- Moim zdaniem działamy prawidłowo, a problemem są pieniądze – twierdzi Marek Nikiel, dyrektor przychodni, w której na wizytę u endokrynologa czeka się do 2020 roku. Według niego przychodnia mogłaby przyjmować więcej pacjentów, ale kontrakt z NFZ jest zbyt mały.
- Przepisy nakazują rejestratorce w każdej poradni zarejestrować pacjenta, który się zgłasza w dniu zgłoszenia. Termin jest bardzo odległy, tak naprawdę trochę irracjonalny, ale dla nas to nie ma znaczenia – przekonuje Marek Nikiel, dyrektor Dolnośląskiego Szpitala Specjalistycznego im. T. Marciniaka we Wrocławiu, do którego należy przychodnia przy ul. Wiśniowej. - My mamy obowiązek zarejestrować, nawet jeśli nie mamy umowy na tamten rok – dodaje.

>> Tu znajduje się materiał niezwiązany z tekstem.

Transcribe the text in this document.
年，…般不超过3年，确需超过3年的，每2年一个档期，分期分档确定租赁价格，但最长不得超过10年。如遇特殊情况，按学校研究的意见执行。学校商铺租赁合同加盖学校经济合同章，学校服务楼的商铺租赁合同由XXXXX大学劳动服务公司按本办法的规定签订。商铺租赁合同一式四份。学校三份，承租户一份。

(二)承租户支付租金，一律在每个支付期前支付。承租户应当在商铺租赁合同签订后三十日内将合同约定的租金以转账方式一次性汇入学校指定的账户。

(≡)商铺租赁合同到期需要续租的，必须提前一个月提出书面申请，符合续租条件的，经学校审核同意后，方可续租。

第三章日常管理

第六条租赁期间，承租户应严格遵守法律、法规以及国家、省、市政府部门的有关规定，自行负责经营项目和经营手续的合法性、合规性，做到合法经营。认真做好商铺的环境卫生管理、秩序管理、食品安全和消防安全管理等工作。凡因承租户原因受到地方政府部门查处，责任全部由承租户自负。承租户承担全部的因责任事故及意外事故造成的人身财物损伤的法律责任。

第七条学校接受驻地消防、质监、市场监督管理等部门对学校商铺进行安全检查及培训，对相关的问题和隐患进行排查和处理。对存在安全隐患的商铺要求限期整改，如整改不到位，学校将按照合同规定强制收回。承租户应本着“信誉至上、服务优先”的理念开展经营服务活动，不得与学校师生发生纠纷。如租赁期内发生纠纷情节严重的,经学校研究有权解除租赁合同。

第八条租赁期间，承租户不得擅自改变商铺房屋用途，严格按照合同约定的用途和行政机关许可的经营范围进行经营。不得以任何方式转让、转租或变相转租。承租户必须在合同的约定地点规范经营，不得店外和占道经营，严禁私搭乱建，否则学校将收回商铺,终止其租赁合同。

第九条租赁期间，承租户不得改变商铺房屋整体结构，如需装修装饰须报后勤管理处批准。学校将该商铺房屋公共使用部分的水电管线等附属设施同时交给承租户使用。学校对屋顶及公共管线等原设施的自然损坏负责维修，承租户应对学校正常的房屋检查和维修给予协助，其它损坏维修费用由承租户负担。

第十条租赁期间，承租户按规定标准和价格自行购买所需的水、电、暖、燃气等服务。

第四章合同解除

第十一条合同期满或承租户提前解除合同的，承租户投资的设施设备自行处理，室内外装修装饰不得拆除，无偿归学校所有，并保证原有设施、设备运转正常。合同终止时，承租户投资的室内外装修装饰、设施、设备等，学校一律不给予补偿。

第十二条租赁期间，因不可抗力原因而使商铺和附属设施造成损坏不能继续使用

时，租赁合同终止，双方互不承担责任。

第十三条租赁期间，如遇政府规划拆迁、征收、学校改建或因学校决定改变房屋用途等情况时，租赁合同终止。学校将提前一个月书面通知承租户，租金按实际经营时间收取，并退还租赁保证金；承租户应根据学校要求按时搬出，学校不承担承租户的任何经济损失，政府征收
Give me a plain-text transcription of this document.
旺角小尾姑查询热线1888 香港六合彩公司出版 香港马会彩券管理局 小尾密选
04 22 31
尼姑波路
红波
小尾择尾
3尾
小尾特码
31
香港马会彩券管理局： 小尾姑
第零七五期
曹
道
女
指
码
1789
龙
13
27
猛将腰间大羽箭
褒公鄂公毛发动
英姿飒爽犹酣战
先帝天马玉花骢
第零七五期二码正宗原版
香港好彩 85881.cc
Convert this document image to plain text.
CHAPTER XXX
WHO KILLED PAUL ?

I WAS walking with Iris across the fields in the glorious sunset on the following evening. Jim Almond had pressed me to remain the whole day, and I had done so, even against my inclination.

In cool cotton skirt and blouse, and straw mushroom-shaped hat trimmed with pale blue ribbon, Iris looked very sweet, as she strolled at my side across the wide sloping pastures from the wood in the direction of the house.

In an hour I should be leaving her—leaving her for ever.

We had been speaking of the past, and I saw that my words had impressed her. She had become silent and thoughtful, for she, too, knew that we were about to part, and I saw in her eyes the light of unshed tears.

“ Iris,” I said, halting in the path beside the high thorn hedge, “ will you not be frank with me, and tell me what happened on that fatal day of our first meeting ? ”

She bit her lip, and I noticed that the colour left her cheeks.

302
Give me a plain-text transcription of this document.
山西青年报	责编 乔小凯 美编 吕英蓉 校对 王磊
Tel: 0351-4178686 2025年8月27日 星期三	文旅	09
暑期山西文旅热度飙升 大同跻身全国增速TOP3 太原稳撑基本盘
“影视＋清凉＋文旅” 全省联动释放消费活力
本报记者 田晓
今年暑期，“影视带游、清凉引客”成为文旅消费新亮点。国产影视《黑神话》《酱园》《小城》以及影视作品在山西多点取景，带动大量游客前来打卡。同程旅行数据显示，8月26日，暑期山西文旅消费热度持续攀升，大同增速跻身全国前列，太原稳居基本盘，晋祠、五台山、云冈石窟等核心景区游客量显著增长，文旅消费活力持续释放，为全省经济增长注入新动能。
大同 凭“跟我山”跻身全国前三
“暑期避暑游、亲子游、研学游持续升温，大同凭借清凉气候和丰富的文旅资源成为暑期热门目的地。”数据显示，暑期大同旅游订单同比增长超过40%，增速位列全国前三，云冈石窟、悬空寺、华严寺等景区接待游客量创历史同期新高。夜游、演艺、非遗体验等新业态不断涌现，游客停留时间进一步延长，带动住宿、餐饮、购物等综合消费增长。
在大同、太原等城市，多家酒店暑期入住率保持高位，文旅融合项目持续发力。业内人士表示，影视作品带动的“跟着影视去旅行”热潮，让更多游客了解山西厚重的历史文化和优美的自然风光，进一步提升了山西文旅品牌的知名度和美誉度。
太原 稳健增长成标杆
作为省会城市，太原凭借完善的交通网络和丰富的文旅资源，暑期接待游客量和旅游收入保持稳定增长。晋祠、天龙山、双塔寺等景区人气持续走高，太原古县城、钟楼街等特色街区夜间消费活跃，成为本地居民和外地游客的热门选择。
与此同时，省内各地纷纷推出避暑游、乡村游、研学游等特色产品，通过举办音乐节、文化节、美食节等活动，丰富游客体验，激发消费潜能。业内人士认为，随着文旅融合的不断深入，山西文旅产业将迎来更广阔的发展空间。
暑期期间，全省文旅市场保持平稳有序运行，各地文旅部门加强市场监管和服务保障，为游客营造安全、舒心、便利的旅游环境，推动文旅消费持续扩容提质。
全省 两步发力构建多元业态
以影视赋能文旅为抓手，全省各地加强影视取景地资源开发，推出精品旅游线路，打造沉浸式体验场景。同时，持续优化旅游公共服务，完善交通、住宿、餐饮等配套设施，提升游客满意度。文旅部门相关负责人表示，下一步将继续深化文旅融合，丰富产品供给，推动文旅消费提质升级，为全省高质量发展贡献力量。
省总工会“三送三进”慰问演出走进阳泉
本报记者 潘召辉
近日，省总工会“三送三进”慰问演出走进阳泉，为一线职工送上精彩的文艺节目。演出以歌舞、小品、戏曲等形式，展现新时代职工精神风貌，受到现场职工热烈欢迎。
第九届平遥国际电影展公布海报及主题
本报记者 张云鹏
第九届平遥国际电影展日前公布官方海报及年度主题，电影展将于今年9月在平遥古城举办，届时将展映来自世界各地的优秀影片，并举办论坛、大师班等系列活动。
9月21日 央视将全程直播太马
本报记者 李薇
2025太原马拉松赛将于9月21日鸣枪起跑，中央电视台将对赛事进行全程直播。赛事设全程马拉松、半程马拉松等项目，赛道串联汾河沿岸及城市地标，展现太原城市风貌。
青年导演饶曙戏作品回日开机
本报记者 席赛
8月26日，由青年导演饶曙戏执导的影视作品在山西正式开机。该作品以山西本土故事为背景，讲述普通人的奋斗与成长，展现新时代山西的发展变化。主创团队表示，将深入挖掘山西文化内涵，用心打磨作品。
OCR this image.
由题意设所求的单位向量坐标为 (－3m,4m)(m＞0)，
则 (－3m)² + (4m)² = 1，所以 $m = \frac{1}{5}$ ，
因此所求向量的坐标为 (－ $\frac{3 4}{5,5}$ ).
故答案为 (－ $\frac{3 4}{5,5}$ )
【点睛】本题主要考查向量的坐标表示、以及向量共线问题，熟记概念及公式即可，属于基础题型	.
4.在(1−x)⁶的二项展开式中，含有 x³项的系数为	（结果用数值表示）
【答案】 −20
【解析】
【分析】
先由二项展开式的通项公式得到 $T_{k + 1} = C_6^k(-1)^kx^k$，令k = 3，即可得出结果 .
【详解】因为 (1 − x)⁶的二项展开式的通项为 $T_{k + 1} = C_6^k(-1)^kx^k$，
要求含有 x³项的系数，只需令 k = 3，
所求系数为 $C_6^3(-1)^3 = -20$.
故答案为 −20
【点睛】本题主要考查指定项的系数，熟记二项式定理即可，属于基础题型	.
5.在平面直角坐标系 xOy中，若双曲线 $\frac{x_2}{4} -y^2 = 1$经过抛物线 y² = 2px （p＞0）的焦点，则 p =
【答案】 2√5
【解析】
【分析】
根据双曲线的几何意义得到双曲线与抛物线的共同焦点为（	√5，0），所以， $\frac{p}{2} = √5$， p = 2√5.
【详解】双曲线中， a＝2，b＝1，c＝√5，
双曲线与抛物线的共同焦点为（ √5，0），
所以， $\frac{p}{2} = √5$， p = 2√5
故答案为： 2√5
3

Według dyrektora, jedną z przyczyn tak odległych terminów przyjęcia do endokrynologa, które sięgają aż 2020 roku, są też pacjenci ze szpitala, którzy kontynuują leczenie w przychodni.
- Każdy kolejny pacjent po leczeniu szpitalnym zapełnia ten minimalny kontrakt i dla nowych pacjentów nie ma już miejsca – mówi Nikiel.
"Brakuje pieniędzy"
Według niego, głównym powodem jest jednak brak pieniędzy. Dyrektor przekonuje, że lekarze są i mogliby przyjmować więcej pacjentów, ale kontrakt jest zbyt mały.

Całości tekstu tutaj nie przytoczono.